Affiliate Student Members
Lauren Hunter is a PhD candidate in the Department of Communication at the University of Maryland. She studies rhetoric and political culture with a focus on food and social change. Lauren is also a graduate assistant for the Mark and Heather Rosenker Center for Political Communication and Civic Leadership. She is a co-editor of the Recovering Democracy Archives Project and she serves as assistant to the directors of the NEH-funded Voices of Democracy: The U.S. Oratory Project. Lauren earned her M.A. from the University of Maryland and her B.A. and B.S. from Georgia Southern University.

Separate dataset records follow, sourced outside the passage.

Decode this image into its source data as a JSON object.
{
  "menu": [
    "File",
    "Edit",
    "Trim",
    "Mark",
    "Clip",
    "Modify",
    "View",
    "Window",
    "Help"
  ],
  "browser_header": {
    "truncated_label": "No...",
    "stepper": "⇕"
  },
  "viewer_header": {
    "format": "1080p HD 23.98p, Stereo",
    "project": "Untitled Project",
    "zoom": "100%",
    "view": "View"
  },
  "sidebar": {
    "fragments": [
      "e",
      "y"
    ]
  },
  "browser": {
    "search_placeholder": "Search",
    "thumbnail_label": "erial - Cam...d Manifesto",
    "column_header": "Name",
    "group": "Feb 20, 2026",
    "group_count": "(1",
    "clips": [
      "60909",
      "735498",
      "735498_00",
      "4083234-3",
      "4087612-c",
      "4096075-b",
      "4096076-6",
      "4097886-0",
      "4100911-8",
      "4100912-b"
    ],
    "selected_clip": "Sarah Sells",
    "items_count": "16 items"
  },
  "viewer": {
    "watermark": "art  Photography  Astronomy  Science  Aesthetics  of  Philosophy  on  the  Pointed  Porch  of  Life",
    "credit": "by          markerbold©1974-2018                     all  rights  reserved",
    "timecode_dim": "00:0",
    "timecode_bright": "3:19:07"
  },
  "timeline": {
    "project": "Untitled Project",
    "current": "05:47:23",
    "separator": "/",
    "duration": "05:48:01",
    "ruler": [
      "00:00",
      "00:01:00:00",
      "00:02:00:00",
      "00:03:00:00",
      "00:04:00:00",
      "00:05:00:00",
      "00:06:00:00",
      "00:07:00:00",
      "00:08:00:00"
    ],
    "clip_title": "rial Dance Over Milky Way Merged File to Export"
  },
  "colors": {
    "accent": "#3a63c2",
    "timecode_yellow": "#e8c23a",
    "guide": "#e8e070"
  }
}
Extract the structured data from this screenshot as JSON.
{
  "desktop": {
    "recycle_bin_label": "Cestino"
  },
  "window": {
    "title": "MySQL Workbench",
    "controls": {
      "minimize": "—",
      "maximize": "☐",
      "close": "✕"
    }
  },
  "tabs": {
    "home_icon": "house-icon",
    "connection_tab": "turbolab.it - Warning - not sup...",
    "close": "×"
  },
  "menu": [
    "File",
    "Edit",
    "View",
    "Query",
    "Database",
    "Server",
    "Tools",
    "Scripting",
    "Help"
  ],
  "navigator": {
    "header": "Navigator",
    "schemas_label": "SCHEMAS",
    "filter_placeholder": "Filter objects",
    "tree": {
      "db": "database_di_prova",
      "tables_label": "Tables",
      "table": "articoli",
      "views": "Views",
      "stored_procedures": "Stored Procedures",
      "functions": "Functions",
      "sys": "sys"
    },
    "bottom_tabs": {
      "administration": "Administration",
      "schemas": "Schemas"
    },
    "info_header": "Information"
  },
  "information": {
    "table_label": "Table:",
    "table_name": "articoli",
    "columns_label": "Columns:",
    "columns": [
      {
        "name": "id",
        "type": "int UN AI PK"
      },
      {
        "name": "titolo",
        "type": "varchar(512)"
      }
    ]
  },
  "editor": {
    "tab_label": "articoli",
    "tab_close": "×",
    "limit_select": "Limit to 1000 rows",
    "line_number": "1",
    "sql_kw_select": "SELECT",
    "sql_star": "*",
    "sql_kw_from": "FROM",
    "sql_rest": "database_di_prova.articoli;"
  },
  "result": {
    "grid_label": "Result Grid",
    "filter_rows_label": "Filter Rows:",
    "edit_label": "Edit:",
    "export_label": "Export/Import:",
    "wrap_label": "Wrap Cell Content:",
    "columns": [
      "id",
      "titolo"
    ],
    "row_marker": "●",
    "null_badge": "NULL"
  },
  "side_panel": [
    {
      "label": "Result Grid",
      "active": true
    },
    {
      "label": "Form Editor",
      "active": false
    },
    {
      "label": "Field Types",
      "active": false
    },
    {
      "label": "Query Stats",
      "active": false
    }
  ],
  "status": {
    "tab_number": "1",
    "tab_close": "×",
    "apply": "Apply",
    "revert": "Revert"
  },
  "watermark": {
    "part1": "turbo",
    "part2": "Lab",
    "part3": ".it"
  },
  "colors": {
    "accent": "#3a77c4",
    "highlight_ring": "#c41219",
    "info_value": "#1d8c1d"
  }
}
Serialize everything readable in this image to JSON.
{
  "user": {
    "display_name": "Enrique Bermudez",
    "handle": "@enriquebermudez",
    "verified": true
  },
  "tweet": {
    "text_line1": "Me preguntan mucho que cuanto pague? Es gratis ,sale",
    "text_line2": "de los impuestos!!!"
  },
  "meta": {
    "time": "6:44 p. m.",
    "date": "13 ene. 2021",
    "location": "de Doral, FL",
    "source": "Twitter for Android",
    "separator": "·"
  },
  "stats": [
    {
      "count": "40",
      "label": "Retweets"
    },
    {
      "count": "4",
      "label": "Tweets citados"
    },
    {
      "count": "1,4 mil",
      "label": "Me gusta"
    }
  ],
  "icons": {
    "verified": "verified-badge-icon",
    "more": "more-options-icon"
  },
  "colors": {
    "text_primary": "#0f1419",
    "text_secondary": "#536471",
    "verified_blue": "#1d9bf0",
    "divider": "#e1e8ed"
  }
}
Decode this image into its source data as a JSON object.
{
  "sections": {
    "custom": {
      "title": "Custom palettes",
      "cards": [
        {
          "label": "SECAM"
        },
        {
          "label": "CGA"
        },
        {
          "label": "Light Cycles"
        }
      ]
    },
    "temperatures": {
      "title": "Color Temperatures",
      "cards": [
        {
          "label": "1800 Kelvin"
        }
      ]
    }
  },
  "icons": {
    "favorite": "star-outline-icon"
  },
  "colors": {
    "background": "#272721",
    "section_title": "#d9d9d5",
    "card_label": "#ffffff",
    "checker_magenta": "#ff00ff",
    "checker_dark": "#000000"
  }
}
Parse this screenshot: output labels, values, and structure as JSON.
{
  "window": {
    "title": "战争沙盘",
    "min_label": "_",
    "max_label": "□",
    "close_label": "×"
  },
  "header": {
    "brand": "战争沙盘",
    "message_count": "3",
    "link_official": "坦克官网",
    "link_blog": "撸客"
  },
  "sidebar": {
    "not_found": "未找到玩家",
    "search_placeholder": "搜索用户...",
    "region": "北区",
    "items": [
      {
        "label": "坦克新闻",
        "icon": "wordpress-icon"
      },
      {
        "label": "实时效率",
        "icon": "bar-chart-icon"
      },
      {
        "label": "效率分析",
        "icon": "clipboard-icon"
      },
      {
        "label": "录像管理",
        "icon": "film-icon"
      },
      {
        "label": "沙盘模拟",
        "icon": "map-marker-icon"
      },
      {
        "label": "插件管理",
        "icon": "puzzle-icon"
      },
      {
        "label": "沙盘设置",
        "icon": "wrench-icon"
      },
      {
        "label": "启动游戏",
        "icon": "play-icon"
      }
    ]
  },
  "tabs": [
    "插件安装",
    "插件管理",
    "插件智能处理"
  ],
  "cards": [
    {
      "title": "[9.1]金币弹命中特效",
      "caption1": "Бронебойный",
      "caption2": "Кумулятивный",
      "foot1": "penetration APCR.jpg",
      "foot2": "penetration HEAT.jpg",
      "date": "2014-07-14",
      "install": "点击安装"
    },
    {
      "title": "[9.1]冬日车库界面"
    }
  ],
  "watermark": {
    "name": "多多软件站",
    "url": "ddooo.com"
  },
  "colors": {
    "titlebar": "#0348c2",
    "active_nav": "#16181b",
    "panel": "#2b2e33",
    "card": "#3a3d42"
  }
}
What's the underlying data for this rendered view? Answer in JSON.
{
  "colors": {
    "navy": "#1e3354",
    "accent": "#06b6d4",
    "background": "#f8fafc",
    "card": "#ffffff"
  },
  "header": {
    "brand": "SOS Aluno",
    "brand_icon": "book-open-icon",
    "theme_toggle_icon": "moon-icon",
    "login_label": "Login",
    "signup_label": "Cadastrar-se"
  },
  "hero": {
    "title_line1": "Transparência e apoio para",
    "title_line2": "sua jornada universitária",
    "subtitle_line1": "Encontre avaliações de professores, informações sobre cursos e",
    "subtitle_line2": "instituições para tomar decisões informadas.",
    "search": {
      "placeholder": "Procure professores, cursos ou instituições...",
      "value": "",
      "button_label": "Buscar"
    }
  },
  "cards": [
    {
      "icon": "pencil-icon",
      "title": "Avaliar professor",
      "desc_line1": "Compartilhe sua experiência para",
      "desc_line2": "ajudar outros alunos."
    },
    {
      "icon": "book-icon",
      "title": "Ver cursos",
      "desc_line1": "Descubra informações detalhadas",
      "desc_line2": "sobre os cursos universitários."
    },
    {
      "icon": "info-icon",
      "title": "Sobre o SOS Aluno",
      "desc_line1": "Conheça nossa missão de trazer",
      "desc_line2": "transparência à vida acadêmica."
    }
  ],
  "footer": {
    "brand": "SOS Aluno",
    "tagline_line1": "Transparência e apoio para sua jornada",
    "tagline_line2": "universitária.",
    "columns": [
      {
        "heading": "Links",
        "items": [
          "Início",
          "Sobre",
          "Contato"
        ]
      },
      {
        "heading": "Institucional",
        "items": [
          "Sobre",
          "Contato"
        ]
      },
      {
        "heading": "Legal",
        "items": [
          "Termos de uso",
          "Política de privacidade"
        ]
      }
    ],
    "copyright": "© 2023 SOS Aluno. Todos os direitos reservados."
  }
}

Megan Fitzmaurice is a Ph.D. candidate in Rhetoric and Political Culture and has earned a graduate certificate in Women’s Studies. She completed her M.A. in Communication Studies from the University of Georgia, and her B.A. in Communication Studies from Cal Poly State University. Her research on race, activism, and public memory has been published in the Southern Journal of Communication and Feminist Media Studies. Megan’s dissertation examines ways that black activist groups have persuaded communities to commemorate their local slave history. She was awarded two fellowships from the University of Maryland to fund the fieldwork and writing release time for this project. Megan is also involved with UMD’s African American Digital Humanities initiative. She has received an Outstanding Teaching Award, the James F. Harris Arts and Humanities Visionary Scholarship, and the Charles Richardson Award for the most outstanding Ph.D. student in communication. She has experience teaching Rhetoric of Black America, Media Studies, Women and Public Discourse, Rhetoric and Society, Argumentation and Debate, and Oral Communication.